Weil die Probleme der Euro-Zone zu vielseitig sind und nicht durch billiges Geld gelöst werden können. Es herrscht noch immer in vielen Ländern ein Reformstau; es wird gehadert und gebangt. Die Arbeitsmärkte sind zu starr, Branchen zu festgezurrt. Eine Lockerung hier sorgt für Wachstum und Perspektiven, nicht die Lockerung der Geldpolitik.

Welches ist das größte Euro-Sorgenkind?

Ich bin kein Freund von Superlativen.
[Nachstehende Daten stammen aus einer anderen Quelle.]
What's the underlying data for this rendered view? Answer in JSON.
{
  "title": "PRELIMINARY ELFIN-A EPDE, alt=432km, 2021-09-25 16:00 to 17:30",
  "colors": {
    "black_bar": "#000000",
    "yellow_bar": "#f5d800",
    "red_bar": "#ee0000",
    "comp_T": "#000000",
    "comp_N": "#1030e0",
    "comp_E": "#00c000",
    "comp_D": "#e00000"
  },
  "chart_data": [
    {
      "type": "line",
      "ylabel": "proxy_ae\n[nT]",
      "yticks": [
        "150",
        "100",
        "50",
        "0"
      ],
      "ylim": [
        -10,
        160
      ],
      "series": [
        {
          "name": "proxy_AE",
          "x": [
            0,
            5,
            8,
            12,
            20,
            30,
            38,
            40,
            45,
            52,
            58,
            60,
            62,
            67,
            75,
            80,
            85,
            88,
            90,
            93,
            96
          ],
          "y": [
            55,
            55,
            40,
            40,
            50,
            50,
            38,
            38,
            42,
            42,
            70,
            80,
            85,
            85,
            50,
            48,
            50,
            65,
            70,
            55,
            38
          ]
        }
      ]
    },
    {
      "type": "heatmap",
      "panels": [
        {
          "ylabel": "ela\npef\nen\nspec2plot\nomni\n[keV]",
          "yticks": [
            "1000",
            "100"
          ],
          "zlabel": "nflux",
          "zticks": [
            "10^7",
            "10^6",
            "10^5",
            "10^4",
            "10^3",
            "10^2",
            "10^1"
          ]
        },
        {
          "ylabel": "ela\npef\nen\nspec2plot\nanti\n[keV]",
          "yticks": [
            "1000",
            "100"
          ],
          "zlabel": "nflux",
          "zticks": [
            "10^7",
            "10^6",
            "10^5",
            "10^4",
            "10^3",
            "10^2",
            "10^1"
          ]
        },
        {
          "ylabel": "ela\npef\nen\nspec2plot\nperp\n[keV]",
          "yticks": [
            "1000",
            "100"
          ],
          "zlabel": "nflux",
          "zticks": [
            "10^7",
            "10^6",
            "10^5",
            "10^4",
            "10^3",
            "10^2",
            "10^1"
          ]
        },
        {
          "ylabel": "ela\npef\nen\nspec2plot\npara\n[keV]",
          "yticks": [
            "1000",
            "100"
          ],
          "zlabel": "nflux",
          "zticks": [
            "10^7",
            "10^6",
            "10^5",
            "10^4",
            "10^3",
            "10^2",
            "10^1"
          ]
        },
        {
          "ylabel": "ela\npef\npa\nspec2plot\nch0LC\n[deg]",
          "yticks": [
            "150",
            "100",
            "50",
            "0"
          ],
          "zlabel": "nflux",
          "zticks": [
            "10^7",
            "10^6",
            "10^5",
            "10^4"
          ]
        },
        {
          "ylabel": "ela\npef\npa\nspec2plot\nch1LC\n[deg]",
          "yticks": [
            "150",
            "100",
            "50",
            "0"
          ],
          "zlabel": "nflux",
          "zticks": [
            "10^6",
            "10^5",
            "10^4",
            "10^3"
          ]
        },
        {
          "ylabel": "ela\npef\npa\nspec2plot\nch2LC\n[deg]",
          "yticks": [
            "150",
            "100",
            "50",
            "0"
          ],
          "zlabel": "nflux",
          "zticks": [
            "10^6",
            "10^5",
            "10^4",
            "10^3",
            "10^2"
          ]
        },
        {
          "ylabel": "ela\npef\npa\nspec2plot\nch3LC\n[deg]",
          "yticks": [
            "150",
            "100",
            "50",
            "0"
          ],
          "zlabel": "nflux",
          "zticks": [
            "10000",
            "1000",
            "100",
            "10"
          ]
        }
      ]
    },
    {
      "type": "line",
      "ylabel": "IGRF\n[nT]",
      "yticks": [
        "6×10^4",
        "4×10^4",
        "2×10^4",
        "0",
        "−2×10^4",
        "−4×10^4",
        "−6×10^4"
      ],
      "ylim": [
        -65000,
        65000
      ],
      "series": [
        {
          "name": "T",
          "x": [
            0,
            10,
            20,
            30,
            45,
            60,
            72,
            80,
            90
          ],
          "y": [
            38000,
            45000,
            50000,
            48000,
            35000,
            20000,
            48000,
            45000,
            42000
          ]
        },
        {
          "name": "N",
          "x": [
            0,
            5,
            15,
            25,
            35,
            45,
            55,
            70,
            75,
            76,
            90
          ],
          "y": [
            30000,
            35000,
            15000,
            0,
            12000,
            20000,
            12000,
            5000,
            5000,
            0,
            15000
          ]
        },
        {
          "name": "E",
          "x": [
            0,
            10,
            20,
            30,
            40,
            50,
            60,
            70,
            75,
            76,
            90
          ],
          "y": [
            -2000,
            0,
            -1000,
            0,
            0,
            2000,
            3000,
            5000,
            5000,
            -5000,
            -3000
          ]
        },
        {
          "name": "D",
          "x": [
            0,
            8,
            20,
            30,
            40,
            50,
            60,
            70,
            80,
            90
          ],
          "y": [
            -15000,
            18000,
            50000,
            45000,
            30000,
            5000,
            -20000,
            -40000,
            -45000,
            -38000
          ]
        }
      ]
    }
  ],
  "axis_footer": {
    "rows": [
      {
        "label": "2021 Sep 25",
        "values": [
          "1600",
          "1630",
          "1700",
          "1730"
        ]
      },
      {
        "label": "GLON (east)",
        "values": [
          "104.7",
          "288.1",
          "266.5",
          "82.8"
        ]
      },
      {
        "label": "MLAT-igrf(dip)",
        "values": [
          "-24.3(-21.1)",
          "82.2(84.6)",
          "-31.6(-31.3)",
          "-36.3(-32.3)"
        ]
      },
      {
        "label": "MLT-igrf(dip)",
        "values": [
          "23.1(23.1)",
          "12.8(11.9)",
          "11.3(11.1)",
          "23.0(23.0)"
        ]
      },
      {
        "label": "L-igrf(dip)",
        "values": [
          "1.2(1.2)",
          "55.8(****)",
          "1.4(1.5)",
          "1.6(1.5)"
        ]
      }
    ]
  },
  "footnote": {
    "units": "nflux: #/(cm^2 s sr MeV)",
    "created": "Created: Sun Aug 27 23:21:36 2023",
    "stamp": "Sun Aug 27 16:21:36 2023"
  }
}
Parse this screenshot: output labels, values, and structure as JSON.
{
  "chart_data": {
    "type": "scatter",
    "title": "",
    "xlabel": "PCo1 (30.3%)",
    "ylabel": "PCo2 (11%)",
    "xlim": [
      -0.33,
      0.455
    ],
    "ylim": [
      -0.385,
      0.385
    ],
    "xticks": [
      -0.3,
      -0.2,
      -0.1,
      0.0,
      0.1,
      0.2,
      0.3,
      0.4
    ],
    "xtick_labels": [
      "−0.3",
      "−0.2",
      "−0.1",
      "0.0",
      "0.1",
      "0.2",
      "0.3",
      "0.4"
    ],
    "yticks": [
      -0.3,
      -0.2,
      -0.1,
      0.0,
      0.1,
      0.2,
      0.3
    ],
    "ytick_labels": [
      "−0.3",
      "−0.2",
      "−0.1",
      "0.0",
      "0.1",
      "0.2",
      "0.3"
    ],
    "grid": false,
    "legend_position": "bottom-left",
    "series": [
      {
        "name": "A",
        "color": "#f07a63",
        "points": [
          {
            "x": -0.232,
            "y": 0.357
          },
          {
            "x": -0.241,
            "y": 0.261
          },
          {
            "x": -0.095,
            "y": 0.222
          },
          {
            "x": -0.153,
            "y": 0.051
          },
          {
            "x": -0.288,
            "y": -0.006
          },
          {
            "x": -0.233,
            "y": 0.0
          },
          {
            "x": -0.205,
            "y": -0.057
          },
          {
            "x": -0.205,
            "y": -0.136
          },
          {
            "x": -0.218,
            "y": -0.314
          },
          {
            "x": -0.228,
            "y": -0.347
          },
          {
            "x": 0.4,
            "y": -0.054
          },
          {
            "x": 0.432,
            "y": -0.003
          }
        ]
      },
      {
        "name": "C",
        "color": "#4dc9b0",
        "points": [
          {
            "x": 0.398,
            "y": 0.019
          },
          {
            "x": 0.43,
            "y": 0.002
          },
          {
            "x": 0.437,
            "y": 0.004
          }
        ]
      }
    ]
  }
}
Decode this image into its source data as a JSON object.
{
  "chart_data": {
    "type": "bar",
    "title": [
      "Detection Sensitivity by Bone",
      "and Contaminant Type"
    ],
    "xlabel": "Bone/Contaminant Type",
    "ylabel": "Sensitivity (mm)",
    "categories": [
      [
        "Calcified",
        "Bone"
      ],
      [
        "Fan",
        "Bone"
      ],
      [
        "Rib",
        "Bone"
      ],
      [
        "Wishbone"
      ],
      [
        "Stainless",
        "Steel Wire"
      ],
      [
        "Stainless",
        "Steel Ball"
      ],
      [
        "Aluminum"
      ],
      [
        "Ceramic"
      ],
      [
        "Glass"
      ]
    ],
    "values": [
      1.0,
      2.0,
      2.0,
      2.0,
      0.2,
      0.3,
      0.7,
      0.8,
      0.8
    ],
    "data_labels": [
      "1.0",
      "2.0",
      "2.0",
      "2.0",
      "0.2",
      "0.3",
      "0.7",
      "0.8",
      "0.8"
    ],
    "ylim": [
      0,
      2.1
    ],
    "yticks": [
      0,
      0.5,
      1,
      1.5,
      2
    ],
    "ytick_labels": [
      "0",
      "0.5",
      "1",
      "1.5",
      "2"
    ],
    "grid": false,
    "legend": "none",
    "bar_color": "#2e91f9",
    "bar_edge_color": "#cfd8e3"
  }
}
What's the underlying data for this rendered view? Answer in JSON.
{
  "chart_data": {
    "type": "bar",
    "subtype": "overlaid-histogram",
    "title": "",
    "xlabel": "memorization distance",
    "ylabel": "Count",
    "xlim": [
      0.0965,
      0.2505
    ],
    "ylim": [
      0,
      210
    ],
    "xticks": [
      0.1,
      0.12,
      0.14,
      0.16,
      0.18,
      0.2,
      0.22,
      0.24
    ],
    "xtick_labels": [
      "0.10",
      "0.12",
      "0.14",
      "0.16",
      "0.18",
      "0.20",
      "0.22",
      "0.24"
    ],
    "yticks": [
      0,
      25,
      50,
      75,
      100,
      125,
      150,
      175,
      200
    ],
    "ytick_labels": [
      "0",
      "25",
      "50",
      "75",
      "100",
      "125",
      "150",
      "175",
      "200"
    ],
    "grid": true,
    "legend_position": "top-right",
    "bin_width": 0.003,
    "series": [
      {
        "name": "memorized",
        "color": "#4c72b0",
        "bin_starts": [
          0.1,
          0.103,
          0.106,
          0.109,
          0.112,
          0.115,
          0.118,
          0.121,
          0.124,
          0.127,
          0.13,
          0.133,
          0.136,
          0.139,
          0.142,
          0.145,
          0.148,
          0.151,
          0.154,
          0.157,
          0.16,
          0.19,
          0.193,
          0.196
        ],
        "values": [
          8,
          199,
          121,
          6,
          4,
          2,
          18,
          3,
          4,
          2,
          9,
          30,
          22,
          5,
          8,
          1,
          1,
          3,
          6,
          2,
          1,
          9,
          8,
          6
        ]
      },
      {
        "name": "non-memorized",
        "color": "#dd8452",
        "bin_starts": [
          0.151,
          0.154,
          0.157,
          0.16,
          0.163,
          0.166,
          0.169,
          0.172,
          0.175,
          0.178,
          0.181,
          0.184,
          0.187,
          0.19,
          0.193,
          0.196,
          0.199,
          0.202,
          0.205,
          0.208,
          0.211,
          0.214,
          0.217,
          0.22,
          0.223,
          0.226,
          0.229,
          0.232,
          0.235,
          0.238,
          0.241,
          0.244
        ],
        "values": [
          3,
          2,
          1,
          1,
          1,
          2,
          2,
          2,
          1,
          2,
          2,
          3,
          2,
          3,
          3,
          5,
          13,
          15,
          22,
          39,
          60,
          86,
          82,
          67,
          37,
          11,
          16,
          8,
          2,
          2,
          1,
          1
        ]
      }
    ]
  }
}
Ich kann nur sagen, dass ich mir vor allem um Italien, Frankreich und natürlich auch um Griechenland Sorgen mache.

Dann gehen wir die Länder einzeln durch. Was muss in Italien besser werden?

Die Produktivität. Das Problem besteht seit Jahren, wennn nicht sogar seit Jahrzehnten. Viele Unternehmen sind weit davon entfernt, ausgelastet zu sein, sie sind zudem technisch nicht auf dem neuesten Stand, weil Investitionen in moderne Anlagen versäumt wurden. Italien braucht eine Erneuerung der Produktionsstätten und sicher auch Innovationen. Das Schuldenproblem, das oft genannt wird, sehe ich als höchstens zweitrangig an. Der Staat ist hoch verschuldet, ja. Aber die meisten Gläubiger kommen aus dem Inland.

Konjunkturindikatoren

Woran krankt Frankreich?

An Reformmüdigkeit. Die Regierungen habe einfach nicht genug gemacht. Es herrscht kein wirtschaftsfreundliches Klima. Bestes Beispiel: Versuchen Sie einmal in Paris am Sonntag einkaufen zu gehen. Es ist eine Weltstadt voller Touristen – aber die Läden sind dicht! Es gibt wenig Wettbewerb, wenig Gründergeist – kurzum: es bewegt sich nichts.

Der französische Präsident Francois Hollande hat angekündigt, den Reformkurs mit neuer Kraft wieder aufnehmen zu wollen.

Puh, ich weiß nicht, ob das gelingt. Er hat viel versprochen, aber wenig gehalten bisher. Ich hoffe, ich werde eines Besseren belehrt und Frankreich erneuert sich unter Hollande. Aber bisher wirkt Hollande auf mich sozialistisch und uninspiriert.

Sozialistisch ist auch der neue griechische Ministerpräsident Alexis Tsipras. Wie bewerten Sie die Lage in Griechenland?

Unverändert schlecht. Das Land ist kaum wettbewerbsfähig. Aber: Niemand hat ein Interesse an einem Grexit, also dem Ausscheiden Griechenlands aus dem Euro-Raum. Es war absehbar, dass Tsipras und die Euro-Zone nicht bei ihren Maximalforderungen geblieben sind und einen Deal gesucht haben, der Griechenland im Euro-Raum belässt und der beiden Seiten hilft, das Gesicht zu wahren.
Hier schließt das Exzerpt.